Einnahme von Aspirin führt bei den am stärksten gefährdeten Personen zu einer größeren Verringerung des Risikos für kolorektalen Krebs
02.08.2024 Die regelmäßige Einnahme von Aspirin kann dazu beitragen, das Darmkrebsrisiko bei Menschen mit größeren lebensstilbedingten Risikofaktoren für die Krankheit zu senken, so eine Studie unter Leitung von Forschern des Mass General Brigham. Die in der Fachzeitschrift JAMA Oncology veröffentlichte Studie könnte einen differenzierteren Ansatz für die präventive Einnahme von Aspirin fördern.
„Wir haben versucht, Personen zu identifizieren, die mit größerer Wahrscheinlichkeit von Aspirin profitieren, um individuellere Präventionsstrategien zu ermöglichen“, sagte Co-Autor Dr. Andrew Chan vom Massachusetts General Hospital (MGH).
Für die Studie analysierten die Forscher die Gesundheitsdaten von 107.655 Teilnehmern der Nurses‘ Health Study und der Health Professionals Follow-Up Study.
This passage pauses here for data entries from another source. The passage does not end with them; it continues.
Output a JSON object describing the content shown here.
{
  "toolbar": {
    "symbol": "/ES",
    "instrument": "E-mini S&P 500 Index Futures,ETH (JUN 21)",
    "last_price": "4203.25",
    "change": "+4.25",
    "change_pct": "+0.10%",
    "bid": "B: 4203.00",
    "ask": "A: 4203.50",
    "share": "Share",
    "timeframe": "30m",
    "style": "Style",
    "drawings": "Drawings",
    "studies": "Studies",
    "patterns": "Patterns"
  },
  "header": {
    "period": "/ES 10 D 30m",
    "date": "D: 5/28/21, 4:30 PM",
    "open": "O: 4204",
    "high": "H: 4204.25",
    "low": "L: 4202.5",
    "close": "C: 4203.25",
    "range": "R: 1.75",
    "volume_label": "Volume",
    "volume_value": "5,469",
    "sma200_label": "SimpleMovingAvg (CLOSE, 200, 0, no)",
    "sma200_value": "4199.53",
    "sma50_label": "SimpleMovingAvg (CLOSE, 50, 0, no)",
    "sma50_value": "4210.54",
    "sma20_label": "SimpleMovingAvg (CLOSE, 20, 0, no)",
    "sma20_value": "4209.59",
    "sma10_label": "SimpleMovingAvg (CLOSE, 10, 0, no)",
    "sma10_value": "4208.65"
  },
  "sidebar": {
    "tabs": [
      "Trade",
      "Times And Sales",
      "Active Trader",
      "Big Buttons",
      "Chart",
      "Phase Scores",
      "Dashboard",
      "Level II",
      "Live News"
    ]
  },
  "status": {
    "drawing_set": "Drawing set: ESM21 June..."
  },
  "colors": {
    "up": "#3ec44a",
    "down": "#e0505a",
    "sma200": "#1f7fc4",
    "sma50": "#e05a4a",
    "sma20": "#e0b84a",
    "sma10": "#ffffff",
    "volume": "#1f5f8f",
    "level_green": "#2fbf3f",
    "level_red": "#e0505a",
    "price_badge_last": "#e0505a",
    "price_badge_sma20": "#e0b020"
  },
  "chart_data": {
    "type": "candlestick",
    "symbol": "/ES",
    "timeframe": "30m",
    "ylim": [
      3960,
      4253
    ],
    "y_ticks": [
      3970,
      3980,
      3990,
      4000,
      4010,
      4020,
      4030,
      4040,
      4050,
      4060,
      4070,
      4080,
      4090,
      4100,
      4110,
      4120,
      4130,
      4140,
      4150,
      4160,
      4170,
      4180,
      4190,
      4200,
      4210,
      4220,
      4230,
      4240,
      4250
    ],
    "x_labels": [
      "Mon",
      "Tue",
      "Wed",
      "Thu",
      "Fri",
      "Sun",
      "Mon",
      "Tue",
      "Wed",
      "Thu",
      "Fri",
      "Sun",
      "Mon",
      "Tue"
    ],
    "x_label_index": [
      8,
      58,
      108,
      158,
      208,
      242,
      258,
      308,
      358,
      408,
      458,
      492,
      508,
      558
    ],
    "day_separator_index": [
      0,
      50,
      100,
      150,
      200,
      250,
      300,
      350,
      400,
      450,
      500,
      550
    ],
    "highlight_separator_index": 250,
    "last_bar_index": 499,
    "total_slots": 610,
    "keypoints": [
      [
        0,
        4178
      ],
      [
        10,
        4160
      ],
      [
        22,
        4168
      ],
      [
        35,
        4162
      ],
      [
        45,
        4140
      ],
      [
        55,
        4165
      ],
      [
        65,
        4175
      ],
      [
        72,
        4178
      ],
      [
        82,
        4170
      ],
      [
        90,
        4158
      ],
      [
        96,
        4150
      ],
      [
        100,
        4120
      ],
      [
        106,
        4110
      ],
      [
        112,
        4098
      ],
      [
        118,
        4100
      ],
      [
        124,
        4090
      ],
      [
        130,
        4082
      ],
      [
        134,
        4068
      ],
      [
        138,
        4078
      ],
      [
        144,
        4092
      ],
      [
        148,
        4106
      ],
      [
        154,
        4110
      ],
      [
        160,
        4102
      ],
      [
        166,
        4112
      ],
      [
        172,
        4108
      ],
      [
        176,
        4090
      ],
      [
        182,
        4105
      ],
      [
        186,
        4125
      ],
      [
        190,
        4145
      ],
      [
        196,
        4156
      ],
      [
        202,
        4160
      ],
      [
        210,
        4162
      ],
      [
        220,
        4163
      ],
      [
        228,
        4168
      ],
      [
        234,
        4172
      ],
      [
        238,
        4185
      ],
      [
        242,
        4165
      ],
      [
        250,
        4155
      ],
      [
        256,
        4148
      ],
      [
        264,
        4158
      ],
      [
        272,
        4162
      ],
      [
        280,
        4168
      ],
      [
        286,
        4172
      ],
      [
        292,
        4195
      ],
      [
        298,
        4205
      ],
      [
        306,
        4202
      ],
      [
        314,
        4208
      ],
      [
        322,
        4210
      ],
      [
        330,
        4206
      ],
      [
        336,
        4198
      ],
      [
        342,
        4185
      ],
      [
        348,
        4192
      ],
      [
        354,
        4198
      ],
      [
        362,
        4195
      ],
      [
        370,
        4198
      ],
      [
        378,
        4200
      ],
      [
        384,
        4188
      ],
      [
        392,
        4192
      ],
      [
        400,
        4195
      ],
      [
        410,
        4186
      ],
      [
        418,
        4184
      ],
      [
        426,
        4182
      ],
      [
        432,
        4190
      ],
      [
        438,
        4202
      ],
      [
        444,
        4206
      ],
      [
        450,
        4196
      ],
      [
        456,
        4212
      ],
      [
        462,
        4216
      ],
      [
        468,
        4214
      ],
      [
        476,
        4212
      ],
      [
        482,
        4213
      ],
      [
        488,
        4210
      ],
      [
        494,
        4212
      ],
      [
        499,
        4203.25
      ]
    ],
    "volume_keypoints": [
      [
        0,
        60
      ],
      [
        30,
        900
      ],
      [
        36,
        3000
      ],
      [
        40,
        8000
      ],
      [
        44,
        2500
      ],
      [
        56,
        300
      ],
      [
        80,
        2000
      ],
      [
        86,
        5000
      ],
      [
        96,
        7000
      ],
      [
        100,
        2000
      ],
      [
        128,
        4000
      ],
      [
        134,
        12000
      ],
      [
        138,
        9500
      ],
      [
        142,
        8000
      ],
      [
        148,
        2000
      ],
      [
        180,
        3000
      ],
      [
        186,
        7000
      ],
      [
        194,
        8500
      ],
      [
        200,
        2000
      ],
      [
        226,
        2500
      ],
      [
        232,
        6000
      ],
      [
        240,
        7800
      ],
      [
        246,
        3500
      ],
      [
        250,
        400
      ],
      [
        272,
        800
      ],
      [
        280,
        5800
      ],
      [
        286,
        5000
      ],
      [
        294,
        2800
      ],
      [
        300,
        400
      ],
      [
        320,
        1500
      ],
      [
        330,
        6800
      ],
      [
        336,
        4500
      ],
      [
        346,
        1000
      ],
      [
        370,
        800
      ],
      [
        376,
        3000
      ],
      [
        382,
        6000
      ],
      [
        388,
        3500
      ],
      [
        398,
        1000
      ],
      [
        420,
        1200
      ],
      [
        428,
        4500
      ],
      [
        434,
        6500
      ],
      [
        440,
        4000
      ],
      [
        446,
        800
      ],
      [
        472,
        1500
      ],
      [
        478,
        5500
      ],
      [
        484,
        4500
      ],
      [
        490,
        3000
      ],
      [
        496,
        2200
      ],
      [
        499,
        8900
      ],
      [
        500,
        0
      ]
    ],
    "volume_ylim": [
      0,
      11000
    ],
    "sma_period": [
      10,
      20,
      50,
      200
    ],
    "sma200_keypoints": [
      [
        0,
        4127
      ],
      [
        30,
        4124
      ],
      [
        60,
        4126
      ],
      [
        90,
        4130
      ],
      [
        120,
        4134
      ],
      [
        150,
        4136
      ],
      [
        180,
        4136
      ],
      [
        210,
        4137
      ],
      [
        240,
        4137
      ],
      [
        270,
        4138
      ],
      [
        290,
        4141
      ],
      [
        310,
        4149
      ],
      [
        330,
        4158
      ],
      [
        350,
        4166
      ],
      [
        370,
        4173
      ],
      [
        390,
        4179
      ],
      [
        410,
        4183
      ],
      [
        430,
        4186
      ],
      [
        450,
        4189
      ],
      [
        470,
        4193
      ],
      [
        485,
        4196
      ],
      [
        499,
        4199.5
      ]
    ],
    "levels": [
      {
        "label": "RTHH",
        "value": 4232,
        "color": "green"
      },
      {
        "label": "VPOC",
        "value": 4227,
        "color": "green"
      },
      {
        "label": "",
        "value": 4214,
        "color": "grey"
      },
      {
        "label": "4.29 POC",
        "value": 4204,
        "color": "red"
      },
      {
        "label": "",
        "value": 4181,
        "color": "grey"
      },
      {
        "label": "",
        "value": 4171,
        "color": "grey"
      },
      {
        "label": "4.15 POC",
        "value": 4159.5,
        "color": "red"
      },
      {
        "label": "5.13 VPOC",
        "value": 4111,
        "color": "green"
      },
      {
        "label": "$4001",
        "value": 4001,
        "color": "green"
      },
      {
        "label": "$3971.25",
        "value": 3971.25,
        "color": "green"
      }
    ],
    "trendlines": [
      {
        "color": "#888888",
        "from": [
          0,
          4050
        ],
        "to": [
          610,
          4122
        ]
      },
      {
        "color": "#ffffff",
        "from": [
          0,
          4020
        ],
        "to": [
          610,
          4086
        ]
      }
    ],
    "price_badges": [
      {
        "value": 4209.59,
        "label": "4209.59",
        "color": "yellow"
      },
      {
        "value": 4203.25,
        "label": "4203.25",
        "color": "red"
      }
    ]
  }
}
Sie verglichen die Darmkrebsraten derjenigen, die regelmäßig Aspirin einnahmen, mit denen von Personen, die nicht regelmäßig Aspirin einnahmen. Die regelmäßige Einnahme von Aspirin war definiert als zwei oder mehr Tabletten in Standarddosis (325 mg) pro Woche oder tägliches niedrig dosiertes Aspirin (81 mg).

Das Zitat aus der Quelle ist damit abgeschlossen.